Bioacoustics – its applications
Bioacoustics is a branch of acoustics that explores the relationship between living beings and their environment. The field emerged from R. Murray Schafer's work in the late '70s at Simon Fraser University in Canada.
A world-renowned composer, he introduced the concept of soundscape in his book Tuning of the World, which Bernie expanded with biophony, geophony and anthrophony.
"I introduced biophony [biological sounds] in my '98 autobiography Into a Wild Sanctuary.
Then in 2002, geophony and anthrophony were invented to describe natural non-biological and human-induced sounds by my co-author Stuart Gage of the Michigan State University's Envirosonics Laboratory and myself. At the time, we were commissioned to complete a US National Park Service soundscape resource programme," he says.

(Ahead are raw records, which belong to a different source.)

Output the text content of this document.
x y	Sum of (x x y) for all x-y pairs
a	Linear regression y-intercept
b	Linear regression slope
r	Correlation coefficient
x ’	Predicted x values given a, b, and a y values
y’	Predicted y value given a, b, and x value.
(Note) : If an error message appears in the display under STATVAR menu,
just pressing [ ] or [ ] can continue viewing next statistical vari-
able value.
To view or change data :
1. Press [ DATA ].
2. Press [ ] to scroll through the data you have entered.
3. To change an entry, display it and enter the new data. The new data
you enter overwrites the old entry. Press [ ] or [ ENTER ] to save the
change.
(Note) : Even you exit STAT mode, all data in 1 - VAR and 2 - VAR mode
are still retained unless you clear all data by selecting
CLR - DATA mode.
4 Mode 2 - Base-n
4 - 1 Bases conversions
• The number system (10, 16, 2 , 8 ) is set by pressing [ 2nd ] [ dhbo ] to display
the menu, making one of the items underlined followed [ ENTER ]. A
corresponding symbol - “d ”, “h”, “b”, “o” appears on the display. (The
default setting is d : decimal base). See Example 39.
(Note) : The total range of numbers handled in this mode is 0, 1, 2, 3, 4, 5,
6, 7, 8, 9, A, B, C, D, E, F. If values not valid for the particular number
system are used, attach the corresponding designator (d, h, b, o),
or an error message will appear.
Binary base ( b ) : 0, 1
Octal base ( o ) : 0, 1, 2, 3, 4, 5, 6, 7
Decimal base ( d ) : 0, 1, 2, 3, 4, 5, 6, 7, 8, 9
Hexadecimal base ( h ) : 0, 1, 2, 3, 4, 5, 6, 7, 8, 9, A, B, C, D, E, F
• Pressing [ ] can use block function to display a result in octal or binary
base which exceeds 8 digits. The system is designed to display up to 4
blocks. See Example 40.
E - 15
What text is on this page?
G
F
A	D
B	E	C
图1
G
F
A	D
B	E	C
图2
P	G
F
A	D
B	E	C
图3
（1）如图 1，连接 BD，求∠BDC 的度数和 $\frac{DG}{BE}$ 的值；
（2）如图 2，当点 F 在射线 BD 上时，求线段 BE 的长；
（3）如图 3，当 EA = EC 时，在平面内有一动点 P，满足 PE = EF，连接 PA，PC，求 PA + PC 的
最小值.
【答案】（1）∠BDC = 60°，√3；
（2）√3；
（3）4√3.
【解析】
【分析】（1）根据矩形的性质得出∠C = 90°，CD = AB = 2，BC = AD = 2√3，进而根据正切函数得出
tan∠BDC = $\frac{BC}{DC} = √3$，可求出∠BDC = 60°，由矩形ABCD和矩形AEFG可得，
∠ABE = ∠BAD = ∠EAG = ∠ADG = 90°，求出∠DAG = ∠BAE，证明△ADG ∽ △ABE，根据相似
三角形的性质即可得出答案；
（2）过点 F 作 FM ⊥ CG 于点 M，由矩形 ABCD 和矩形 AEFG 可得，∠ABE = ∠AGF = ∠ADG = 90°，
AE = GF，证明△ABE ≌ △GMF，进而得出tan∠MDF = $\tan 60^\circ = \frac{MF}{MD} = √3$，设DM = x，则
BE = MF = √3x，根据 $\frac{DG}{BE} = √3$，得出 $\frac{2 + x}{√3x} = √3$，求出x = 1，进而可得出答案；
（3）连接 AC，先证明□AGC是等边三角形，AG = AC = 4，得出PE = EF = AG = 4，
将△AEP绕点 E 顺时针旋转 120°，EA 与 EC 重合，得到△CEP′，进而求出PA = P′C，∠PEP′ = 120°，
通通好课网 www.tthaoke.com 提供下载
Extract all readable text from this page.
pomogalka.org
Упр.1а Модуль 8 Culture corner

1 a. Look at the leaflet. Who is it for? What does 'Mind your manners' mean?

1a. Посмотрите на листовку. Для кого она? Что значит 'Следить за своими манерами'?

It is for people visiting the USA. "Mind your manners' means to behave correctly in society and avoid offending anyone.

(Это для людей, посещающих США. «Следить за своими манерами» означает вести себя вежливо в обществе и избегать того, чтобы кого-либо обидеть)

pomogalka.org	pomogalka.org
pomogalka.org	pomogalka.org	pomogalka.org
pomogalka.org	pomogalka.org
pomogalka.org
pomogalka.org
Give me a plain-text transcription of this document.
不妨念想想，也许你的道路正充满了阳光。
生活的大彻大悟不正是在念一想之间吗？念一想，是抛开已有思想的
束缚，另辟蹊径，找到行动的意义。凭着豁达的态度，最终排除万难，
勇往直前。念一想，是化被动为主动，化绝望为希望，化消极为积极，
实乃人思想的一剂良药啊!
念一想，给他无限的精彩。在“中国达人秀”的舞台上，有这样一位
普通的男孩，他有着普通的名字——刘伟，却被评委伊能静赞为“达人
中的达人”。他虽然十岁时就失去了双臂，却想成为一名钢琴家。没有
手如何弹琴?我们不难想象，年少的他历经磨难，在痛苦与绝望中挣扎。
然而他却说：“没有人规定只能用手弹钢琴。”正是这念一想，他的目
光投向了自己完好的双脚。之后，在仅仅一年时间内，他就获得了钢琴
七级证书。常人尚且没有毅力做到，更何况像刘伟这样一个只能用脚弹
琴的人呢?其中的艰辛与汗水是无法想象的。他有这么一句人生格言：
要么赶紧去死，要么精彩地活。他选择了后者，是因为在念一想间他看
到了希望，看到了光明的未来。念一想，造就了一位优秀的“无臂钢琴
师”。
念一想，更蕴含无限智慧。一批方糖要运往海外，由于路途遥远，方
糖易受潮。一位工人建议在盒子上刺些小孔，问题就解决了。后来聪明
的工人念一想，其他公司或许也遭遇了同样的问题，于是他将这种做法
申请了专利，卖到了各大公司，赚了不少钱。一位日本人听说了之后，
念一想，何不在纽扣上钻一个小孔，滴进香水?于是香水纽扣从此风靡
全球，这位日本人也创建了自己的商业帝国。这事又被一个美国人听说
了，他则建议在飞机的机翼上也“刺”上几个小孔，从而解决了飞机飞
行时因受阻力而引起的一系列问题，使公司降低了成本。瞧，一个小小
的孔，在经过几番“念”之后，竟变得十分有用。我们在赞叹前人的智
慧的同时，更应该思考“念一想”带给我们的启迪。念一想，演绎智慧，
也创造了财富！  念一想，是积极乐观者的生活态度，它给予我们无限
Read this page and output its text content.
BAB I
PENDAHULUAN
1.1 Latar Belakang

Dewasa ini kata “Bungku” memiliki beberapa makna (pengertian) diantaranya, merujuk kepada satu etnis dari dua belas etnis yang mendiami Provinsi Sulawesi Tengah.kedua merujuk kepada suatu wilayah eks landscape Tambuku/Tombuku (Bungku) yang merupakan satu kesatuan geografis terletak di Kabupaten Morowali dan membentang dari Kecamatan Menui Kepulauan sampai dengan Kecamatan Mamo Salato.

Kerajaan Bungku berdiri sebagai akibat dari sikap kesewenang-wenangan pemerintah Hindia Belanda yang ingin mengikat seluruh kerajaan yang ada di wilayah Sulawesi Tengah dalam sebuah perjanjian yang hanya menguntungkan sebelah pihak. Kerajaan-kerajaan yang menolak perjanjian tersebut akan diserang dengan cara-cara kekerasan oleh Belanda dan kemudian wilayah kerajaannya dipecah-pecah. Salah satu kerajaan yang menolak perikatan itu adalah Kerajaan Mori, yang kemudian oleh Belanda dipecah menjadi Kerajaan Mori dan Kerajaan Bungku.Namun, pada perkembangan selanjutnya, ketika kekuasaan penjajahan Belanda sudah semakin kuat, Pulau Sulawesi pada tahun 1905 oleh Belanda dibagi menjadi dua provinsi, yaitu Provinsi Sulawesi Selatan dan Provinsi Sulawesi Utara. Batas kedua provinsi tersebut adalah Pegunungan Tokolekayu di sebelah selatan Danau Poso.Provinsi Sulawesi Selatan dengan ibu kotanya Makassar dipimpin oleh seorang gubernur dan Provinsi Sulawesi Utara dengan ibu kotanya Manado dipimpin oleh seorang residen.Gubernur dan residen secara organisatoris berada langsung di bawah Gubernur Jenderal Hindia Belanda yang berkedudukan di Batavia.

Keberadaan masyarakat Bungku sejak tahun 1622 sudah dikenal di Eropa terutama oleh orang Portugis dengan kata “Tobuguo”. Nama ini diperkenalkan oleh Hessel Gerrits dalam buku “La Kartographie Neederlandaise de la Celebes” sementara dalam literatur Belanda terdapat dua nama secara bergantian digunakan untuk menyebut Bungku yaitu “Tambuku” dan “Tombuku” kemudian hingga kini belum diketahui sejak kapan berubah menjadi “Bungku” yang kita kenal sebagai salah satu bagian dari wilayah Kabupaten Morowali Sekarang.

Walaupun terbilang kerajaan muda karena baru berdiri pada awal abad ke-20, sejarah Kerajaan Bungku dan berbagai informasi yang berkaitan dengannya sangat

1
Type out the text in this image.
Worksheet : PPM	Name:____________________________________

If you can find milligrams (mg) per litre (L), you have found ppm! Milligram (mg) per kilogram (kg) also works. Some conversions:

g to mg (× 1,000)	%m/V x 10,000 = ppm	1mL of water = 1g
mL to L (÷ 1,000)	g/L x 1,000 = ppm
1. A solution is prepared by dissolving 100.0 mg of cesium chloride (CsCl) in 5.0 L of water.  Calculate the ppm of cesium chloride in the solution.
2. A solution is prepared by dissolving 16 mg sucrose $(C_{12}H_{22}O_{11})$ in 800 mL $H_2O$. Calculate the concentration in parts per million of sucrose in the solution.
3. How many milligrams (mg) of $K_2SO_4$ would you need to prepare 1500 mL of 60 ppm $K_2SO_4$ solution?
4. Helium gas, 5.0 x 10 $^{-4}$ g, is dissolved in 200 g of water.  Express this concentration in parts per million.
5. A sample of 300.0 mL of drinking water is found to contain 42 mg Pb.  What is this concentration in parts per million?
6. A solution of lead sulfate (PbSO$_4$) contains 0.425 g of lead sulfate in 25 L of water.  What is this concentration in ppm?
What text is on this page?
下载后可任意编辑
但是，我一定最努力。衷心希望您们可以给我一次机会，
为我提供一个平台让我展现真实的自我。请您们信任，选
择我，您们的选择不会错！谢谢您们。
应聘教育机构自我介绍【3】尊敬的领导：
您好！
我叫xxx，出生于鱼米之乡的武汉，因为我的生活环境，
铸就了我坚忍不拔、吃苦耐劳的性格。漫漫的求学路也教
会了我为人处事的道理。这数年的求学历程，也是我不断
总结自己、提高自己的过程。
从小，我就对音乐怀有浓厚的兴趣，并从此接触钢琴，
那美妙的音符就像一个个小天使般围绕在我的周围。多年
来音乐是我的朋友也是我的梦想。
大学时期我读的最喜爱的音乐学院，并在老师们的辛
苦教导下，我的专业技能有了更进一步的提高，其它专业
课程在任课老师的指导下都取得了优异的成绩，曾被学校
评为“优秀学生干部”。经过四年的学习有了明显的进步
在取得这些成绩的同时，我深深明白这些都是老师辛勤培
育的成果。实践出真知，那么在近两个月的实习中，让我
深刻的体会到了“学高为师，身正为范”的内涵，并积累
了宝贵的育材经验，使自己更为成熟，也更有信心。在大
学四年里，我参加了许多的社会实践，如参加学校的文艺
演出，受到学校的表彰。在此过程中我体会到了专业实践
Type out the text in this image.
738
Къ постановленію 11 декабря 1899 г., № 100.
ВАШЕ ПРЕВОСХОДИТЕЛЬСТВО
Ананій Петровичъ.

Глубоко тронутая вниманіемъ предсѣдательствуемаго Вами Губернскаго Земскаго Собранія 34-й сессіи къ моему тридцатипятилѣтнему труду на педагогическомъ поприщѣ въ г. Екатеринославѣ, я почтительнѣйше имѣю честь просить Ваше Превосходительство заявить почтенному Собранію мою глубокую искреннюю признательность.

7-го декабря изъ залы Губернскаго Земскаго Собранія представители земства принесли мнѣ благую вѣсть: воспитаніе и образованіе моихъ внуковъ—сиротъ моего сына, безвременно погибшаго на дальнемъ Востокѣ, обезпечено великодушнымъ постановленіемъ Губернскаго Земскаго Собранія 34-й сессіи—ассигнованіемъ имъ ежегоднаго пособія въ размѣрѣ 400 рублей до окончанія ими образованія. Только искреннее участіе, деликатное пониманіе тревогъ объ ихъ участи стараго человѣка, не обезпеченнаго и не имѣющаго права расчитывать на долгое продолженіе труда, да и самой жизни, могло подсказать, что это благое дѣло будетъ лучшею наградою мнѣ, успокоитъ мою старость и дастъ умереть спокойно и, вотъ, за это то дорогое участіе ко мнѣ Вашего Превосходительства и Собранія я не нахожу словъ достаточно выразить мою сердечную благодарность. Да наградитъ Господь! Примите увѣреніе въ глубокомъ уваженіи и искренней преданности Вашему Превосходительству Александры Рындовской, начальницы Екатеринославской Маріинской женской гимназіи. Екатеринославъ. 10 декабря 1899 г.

Bioacoustics also contributes to biology, anthropology, medicine, philosophy, human music, literature, physics (acoustics) and mathematics.
Fieldwork
When Bernie first started out, he used to carry about 80 kg of recording equipment – audiotapes, batteries, microphones and cables – on a monthly field trip. Today he carries less than six.
"Digital equipment has made this possible," he says. Bernie doesn't carry a laptop on field trips; he works on analyses at his laboratory in California. Nowadays, he spends extended periods of time to get 15 minutes of useable material. "The long wait is primarily due to human-induced mechanical noise from chainsaws, aircraft, motorcycles, vehicular traffic or motorised riverboats more than 30 km away." Until recently, Bernie spent an average of seven months in a year
in the field.
"I am getting older and the endeavour is harder. After all these years of eating insects and grubs, it is nice to eat my
wife's cooking! But I'm happy my work is being accepted for the valuable resource I've always thought it to be."